In ASCEMBL (NCT03106779), the primary end point of improvement in major molecular response (MMR) at 24 weeks was achieved in 2020. The MMR rate observed in the 157 patients treated with asciminib 40 mg twice daily was 25.5% compared with only 13.2% in the 76 patients treated with bosutinib 500 mg once daily, reaching a 12.2% difference between the 2 arms (95% CI, 2.19-22.3; 2-sided P = .029). Of those who had a response, the median time to MMR was 12.7 weeks with asciminib versus 14.3 weeks with bosutinib.2
Deep molecular responses were also observed in the patients and appeared to be better for patients treated with asciminib than those treated with bosutinib. In the asciminib versus the bosutinib arm, deep molecular responses were seen in 5.3% and 1.3%, respectively. The complete cytogenetic response rate at 24 weeks was 40.8% in the asciminib arm compared with 24.2% with the control therapy. Asciminib also appeared to improve MMR across the multiple subgroups assessed in the study.

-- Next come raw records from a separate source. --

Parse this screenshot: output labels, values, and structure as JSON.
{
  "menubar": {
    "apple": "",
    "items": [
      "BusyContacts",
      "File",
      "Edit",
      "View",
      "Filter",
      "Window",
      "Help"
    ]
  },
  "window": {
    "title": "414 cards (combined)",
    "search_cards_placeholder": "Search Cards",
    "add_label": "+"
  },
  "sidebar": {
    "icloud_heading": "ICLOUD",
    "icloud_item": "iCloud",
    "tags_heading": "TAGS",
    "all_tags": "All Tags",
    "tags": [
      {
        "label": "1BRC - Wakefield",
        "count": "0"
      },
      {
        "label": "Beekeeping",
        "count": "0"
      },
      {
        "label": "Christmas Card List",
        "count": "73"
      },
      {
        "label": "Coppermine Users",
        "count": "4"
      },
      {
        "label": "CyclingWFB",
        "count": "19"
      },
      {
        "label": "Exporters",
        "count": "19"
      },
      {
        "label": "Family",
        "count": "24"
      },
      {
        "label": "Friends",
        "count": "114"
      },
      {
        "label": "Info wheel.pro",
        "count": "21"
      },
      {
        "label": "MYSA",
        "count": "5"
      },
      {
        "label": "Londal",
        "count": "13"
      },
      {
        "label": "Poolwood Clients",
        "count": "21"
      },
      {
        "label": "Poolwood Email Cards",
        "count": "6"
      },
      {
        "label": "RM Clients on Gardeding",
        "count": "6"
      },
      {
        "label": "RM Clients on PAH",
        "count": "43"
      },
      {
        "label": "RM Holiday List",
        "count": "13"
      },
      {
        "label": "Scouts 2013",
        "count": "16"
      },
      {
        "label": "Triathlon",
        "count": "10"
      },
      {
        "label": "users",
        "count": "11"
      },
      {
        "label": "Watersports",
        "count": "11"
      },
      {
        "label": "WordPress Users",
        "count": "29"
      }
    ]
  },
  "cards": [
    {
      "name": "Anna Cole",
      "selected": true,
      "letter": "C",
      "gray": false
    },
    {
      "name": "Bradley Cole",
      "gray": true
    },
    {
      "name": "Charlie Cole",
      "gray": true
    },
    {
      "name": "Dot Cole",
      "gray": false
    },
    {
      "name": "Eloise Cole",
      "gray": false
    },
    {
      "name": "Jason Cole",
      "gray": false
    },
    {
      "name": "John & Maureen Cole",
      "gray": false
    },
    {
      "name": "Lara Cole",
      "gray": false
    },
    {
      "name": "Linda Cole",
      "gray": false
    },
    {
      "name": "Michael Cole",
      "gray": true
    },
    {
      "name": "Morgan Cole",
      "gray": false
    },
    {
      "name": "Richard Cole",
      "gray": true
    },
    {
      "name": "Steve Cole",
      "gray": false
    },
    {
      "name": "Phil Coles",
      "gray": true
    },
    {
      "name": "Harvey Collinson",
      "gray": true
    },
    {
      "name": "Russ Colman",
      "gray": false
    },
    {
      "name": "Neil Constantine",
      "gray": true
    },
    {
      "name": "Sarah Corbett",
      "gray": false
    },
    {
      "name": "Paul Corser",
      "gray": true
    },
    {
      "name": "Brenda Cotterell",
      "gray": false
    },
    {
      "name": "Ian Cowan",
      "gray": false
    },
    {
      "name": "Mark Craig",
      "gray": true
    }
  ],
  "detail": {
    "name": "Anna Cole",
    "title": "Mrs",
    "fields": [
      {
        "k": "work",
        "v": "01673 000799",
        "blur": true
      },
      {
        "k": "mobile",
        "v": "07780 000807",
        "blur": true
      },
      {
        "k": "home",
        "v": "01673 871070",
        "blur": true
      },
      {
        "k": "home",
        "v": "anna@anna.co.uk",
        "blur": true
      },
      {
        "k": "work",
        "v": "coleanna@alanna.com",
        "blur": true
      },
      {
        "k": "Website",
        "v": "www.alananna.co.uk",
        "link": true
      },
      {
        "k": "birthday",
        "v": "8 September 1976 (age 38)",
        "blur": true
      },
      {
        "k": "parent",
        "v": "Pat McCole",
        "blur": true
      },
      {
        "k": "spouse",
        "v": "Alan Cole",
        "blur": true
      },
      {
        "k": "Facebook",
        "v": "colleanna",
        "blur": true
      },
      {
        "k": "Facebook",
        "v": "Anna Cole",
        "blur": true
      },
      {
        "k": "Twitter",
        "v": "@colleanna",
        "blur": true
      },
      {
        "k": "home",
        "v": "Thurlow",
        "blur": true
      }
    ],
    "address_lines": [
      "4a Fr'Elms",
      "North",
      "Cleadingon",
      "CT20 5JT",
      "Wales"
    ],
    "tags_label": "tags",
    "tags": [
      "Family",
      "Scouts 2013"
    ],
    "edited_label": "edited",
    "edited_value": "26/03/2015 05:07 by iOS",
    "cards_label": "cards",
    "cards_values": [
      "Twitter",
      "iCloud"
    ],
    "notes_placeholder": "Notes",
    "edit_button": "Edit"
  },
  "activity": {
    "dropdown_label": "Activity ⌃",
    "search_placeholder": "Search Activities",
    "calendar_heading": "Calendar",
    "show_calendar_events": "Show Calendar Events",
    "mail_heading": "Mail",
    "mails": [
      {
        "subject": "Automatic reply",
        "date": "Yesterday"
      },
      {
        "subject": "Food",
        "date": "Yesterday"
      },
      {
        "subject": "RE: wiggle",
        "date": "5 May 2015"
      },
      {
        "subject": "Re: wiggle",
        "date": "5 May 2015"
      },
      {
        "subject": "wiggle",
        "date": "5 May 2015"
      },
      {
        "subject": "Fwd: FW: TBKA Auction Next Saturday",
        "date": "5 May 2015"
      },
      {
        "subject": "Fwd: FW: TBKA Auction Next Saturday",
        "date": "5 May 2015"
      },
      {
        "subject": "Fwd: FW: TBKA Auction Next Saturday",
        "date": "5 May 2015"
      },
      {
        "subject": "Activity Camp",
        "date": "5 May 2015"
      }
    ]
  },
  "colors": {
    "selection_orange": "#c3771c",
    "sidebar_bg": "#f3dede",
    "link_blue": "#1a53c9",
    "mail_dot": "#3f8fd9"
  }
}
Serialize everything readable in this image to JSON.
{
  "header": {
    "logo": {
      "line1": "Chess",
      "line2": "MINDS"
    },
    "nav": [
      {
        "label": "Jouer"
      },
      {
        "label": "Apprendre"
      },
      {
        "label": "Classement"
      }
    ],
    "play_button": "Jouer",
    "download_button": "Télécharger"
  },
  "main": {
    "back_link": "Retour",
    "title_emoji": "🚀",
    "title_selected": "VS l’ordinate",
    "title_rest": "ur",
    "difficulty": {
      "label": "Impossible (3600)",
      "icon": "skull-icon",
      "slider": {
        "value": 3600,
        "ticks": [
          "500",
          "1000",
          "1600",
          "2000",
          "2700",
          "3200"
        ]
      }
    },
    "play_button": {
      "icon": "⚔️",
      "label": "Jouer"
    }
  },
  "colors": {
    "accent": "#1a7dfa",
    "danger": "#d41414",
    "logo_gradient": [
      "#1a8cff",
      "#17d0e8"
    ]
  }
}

All patients were assessed from safety. In these patients any-grade adverse events (AEs) were observed in 89.7% of the asciminib versus 96.1% of the bosutinib arm, and any-grade treatment-related AEs occurred in 63.5% and 88.2%, respectively. Serious AEs leading to fatality were observed in 1.3% of the experimental arm and 1.3% of the control arm. Nine AEs led to discontinuation of treatment with asciminib and 16 lead patients to discontinue bosutinib. Dose adjustment and or interruption occurred in 37.8% of the asciminib arm versus 60.5% of the bosutinib arm. Notably, 66.0% of patients treated with asciminib in the study required additional therapy compared with 88.2% of those treated with bosutinib. Also, 2 patients in the asciminib died due to ischemic stroke and arterial embolism, and 1 patient in the bosutinib arm died of septic shock.
The most frequently seen ≥3 AEs in the asciminib versus the bosutinib arm respectively were thrombocytopenia (17.3% vs 6.6%), neutropenia (14.7% vs 11.8%), diarrhea (0%, vs10.5%), and increased alanine aminotransferase (0.6% vs 14.5%).
“The introduction of TKIs twenty years ago revolutionized treatment for CML; however, there remain many patients who do not respond adequately to at least two available treatments and often experience challenging side effects that add a burden to their daily lives,” said Lee Greenberger, chief scientific officer at The Leukemia & Lymphoma Society in a press release. “The approval of Scemblix may offer hope to patients by addressing gaps in CML care.”